La SCCV EVA et la SARL F.2.J. TRAVAUX ont signé un contrat le 23 décembre 2020 pour la réalisation de travaux de voiries et réseaux divers pour un projet de 41 logements, pour un montant de 473.515,70 € TTC. Le 12 septembre 2023, la SCCV EVA a résilié le contrat en raison de l’arrêt du chantier et de la renonciation de l’entrepreneur à ses engagements. Le 1er mars 2023, un tribunal a ouvert une procédure de redressement judiciaire pour la SARL F.2.J. TRAVAUX, désignant la SELARL [L] comme mandataire. La SCCV EVA a déclaré une créance de 105.297,83 € TTC, contestée par la SELARL [L] pour absence de titre et incertitude de la créance. Le 8 novembre 2023, une procédure de liquidation a été ouverte contre la SARL F.2.J. TRAVAUX, avec la SELARL [L] comme liquidateur. Le juge commissaire a ensuite déclaré incompétent pour évaluer le préjudice et a invité la SCCV EVA à introduire une instance au fond. Le 17 avril 2024, la SCCV EVA a assigné la SARL F.2.J. TRAVAUX et la SELARL [L] devant le tribunal judiciaire pour faire reconnaître sa créance de 97.048,69 € HT, incluant une retenue de garantie, un surcoût d’assurance et un surcoût lié à un changement d’entreprise. La société F2J TRAVAUX et la SELARL [L] n’ont pas constitué avocat.
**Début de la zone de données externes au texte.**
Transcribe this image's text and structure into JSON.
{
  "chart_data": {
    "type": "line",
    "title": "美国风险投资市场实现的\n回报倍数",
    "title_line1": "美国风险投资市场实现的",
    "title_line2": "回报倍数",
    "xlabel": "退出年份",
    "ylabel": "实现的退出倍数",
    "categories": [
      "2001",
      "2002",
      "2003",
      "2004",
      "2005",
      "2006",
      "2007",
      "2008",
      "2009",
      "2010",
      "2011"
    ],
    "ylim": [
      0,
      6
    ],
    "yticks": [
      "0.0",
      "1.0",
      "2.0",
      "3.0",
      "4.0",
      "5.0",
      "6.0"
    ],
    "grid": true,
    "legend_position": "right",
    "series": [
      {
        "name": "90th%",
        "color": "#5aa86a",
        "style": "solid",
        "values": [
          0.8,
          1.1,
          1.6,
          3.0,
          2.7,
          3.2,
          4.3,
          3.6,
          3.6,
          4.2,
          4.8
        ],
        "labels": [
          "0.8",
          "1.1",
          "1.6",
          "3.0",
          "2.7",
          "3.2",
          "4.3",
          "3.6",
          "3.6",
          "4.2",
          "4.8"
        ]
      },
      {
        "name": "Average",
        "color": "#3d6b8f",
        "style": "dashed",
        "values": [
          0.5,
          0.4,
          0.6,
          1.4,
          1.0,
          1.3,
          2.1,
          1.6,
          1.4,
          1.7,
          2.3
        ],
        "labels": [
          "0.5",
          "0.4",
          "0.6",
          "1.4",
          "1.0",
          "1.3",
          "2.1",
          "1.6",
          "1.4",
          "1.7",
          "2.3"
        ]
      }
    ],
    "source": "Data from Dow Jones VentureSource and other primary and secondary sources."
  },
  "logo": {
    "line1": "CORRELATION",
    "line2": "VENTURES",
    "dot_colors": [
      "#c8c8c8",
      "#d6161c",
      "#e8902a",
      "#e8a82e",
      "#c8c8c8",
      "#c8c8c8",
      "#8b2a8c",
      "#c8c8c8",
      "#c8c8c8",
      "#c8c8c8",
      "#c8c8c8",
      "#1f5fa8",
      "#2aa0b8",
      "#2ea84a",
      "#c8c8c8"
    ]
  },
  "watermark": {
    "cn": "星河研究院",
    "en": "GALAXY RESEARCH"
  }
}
L’ordonnance de clôture a été rendue le 3 juin 2024, fixant des dates pour le dépôt des dossiers et la mise à disposition du jugement.

REPUBLIQUE FRANÇAISE
AU NOM DU PEUPLE FRANÇAIS

24 septembre 2024
Tribunal judiciaire de Saint-Denis de La Réunion
RG
24/01327
RÉPUBLIQUE FRANÇAISE – AU NOM DU PEUPLE FRANÇAIS
TRIBUNAL JUDICIAIRE DE ST DENIS

MINUTE N°
1ERE CHAMBRE
AFFAIRE N° RG 24/01327 – N° Portalis DB3Z-W-B7I-GVWF

NAC : 4DC

JUGEMENT CIVIL
DU 24 SEPTEMBRE 2024

DEMANDERESSE

SCCV EVA
Immatriculée au RCS de SAINT DENIS sous le numéro 824 018 329
[Adresse 2]
[Localité 7]
Rep/assistant : Maître Jean claude DULEROY de la SELARL DULEROY & DIAZ-DULEROY, avocats au barreau de SAINT-PIERRE-DE-LA-REUNION

DÉFENDERESSES

S.E.L.A.R.L. [L] , représentée par Maître [H] [L], es qualité de liquidateur judiciaire de la SARL F.2.J TRAVAUX
[Adresse 4]
[Localité 5]
Non représentée

S.A.R.L. F.2.J TRAVAUX, représentée par la SELARL [L] es qualité de liquidateur judiciaire
Immatriculée au RCS de SAINT DENIS sous le numéro 812 740 819
[Adresse 1]
[Localité 6]
Rep/assistant : SELARL [L], es qualité de liquidateur judiciaire suivant jugement rendu par le Tribunal Mixte de Commerce de SAINT DENIS en date du 08 Novembre 2023

Copie exécutoire délivrée le : 24.09.2024
CCC délivrée le :
à Maître Jean claude DULEROY de la SELARL DULEROY & DIAZ-DULEROY

COMPOSITION DE LA JURIDICTION

Le Tribunal était composé de :

Madame Sophie PARAT, Juge Unique
assistée de Madame Isabelle SOUNDRON, greffière

LORS DES DÉBATS

L’affaire a été évoquée à l’audience du 12 Août 2024.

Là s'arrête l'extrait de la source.